No European constitution is stupid enough to place things like healthcare or pensions in the constitution without requiring additional regulatory development. This is partly because of a practical reason (the Spanish social security law occupies 208 pages, and only covers a fraction of the welfare state), partly because putting things in the constitution that go beyond the norms of functioning of the state and right fundamentals is a frightening idea. The list of horrors derivable from doing something like this is extensive: from a colossal lack of flexibility in public policies to the fact that these are distributive decisions, and that must be decided by voting every four years, not by the parents of the country in an irreformable document .

There is a place where this kind of rights and concrete public policies are relatively common: states within the United States. Alabama, the state with the longest constitution (310,000 words, 928 amendments) and including all kinds of births in the text (from the right to organize charitable bingos by county to taxes on mosquitoes), is a particularly crazed case, but not It's unique.

The problem, at least for a right-thinking leftist like me, is that constitutional amendments often go against social rights, like in Oklahoma and the constitutional requirement of 3/4 majorities to raise taxes. Even when the constitution has things that I like, like Connecticut guaranteeing the right to education, having this in the fundamental law has pernicious side effects. In the case of Connecticut, a myriad of lawsuits that have made much of the state's educational policy have been established through judicial sentences, not democratic debates.
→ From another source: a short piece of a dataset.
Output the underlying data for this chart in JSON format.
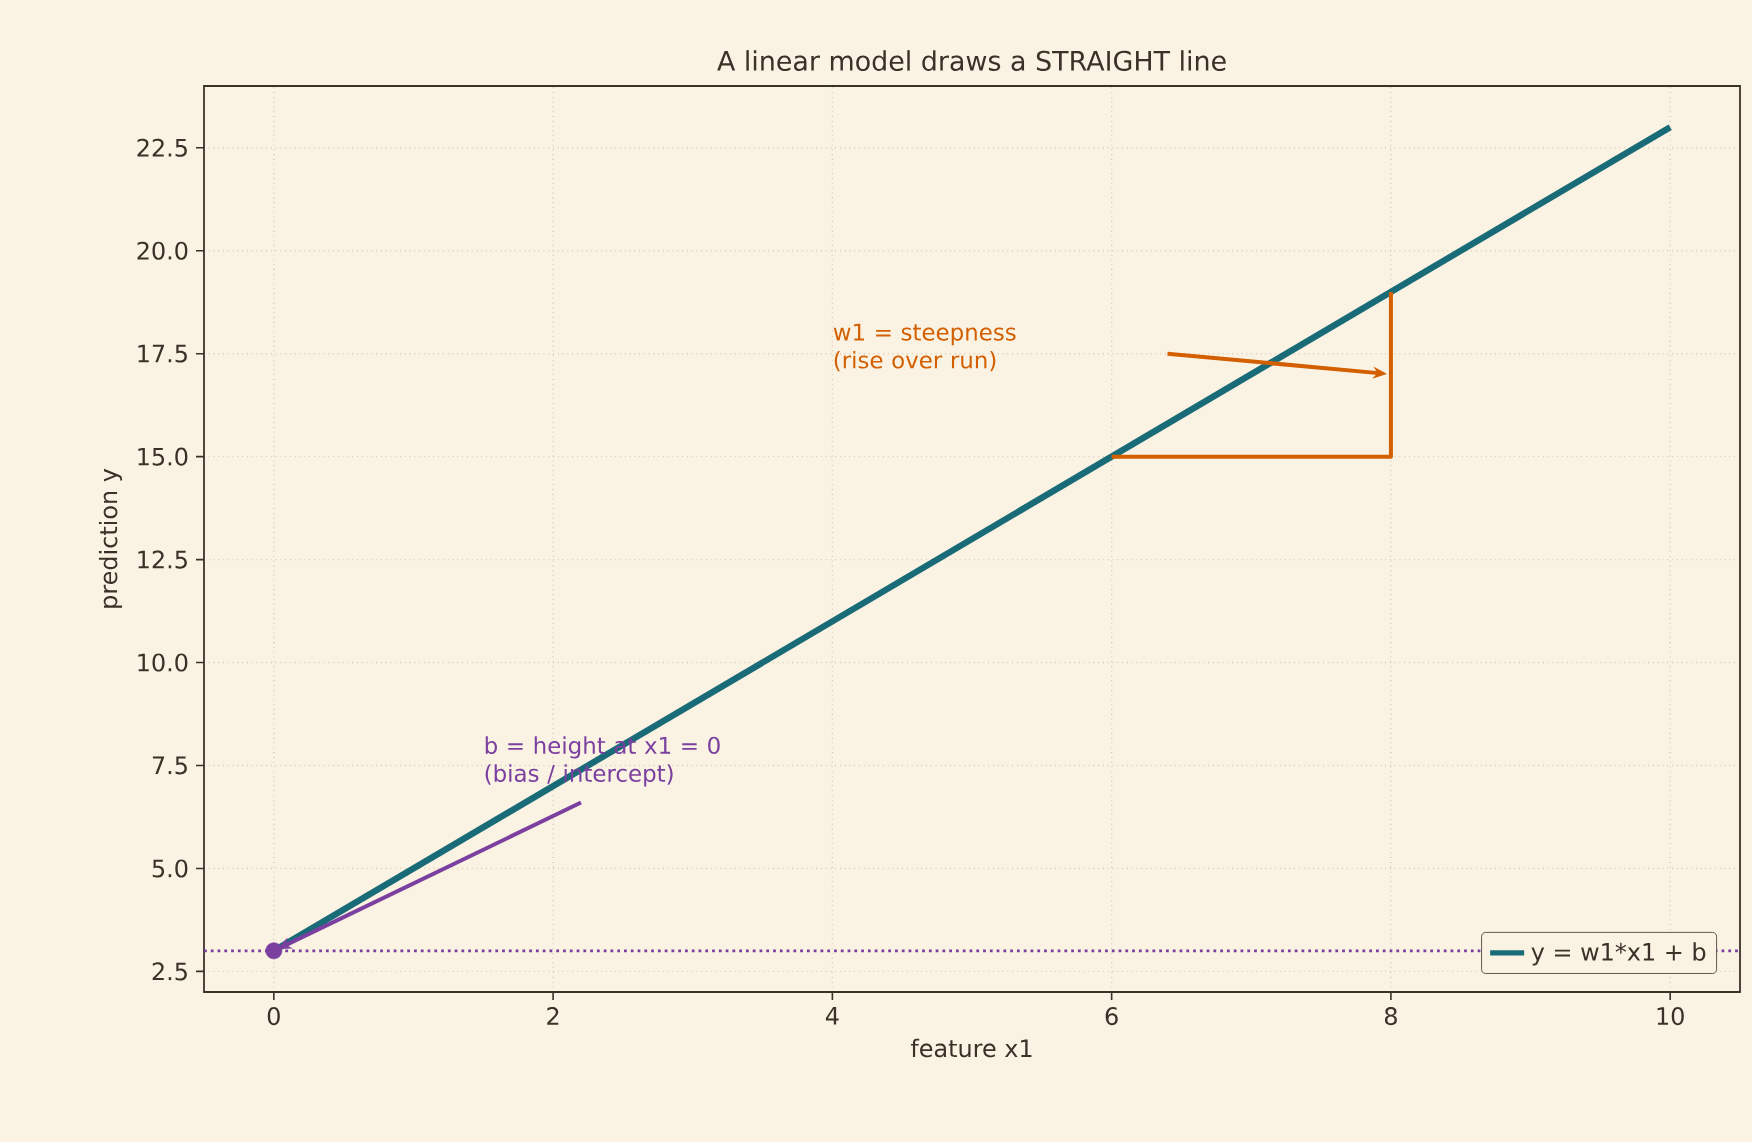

Including substantive issues in the constitution is a very bad idea.

7. Interest on the debt:

This is a classic of left demagogy in Spain; I talked about it when it was approved around here. Basically, if Spain or any average democratic country gets into a budget situation where it has to decide between paying interest on the debt or paying pensions, it is probably there because it can not pay those pensions without getting into debt. To declare a default (that is, a sovereign bankruptcy) would in itself create a crisis that would make it impossible for the state to maintain the socio-economic rights of the welfare state. The 135 is important in other aspects (although much less than what is usually said), but in prioritizing payments is talking about something that all governments do not want to emulate Argentina.

By the way, there are other constitutions that include similar clauses - starting with the United States (XIV amendment, fourth section).

In addition, the motion does not stop being a fascinating document. Some of the "conditions" are simply perfectly legitimate institutional arrangements (monarchy, religion), others are conscious decisions derived from doing things differently is a frightening idea (not putting healing in the constitution, embracing communism), other they are complaints about the basic organizational structures of the state (army, debt). None of the seven points refers to anything that is really antidemocratic or antisocial, and I doubt that any serious country out there can meet even half of these conditions. The independentisas, to demand democracy in Spain, have created a huge constitutional straw man, demand absurd things that nobody does, and declare themselves indignant. Again.

I do not know how you can sit down to negotiate with someone who demands that you bring him seven unicorns as a minimum condition to consider yourself a Democrat, but this is what the pro-independence supporters are asking for with this symbolic motion. Spanish democracy has serious and serious problems (and God knows that I spend my life complaining about them), but here some people seem to have come to talk about fantasies.